How would you add all micrographs created after 20180912_2306_12169104_MC2_DW.mrc using wildcards?
Let’s assume there are 500 images before that were already processed and 500 after.
With bash it’s easy but from within chrome I have no idea how to add all at once.

DanielAsarnow · September 14, 2018, 9:54pm

The file browser is part of cryoSPARC, it’s not the native one from your operating system. I assume it processes the string using glob.glob from the Python standard library (or something similar) - my quick check appears to confirm.

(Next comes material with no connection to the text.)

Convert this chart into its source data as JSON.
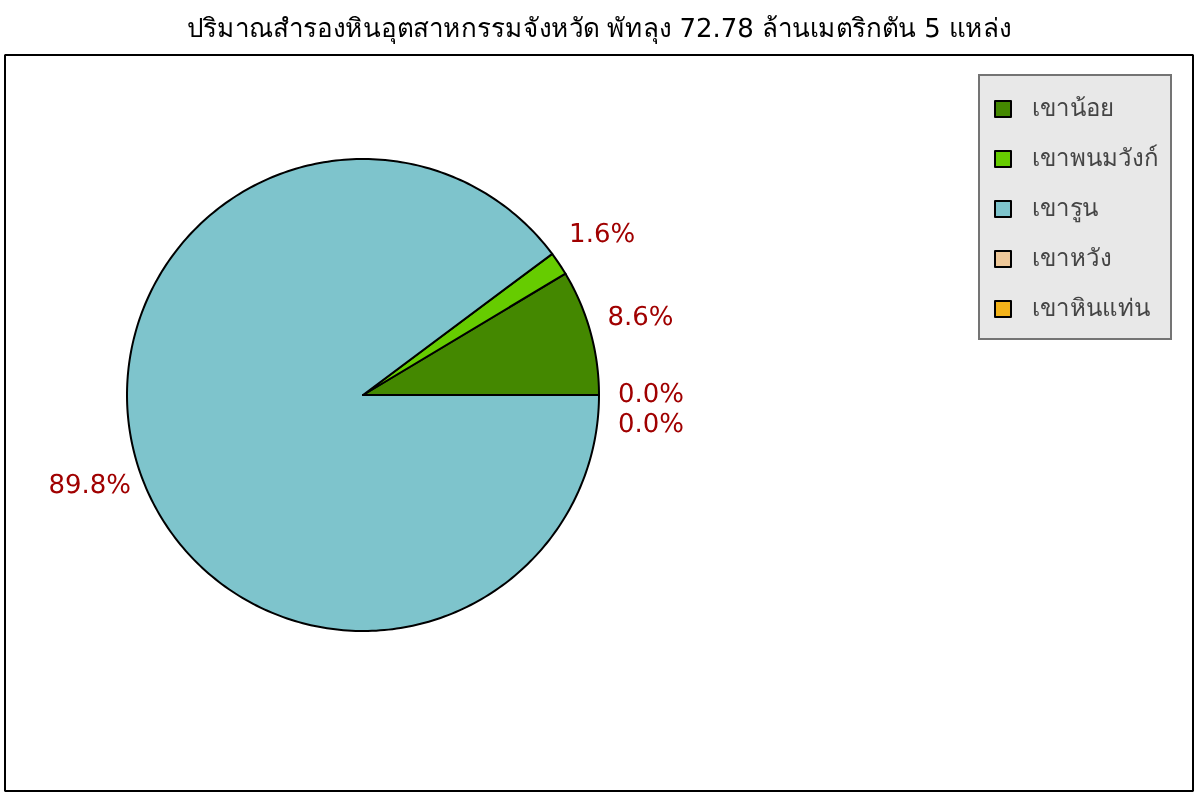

Thus, for example, micrographs/stack_0[4-5]*.mrc will choose all the micrographs from 400 to 599. Indeed, arbitrary numeric ranges aren’t supported, but I don’t think it really matters if a few micrographs are ever reprocessed, like in your example where you had previously imported all of them at first and not fixed ranges from the beginning. If you want to avoid that in the future you could always use a predictable grouping like 0[0-4]*, 0[5-9]*, 1[0-4]*, etc. while only running these imports after that many micrographs have been recorded.

I imagine eventually they’ll add a true incremental on-the-fly feature, by my guess as its own job type, but until then this is probably the only way.

tarek · September 16, 2018, 6:53pm

Thank you Daniel.
That awnsered my question totally. With your suggestions grouping can indeed be done with just a few movements.
However, I appreciate the --do_unfinished or equivalents used by the MRC born tools. I would love to have something similar here.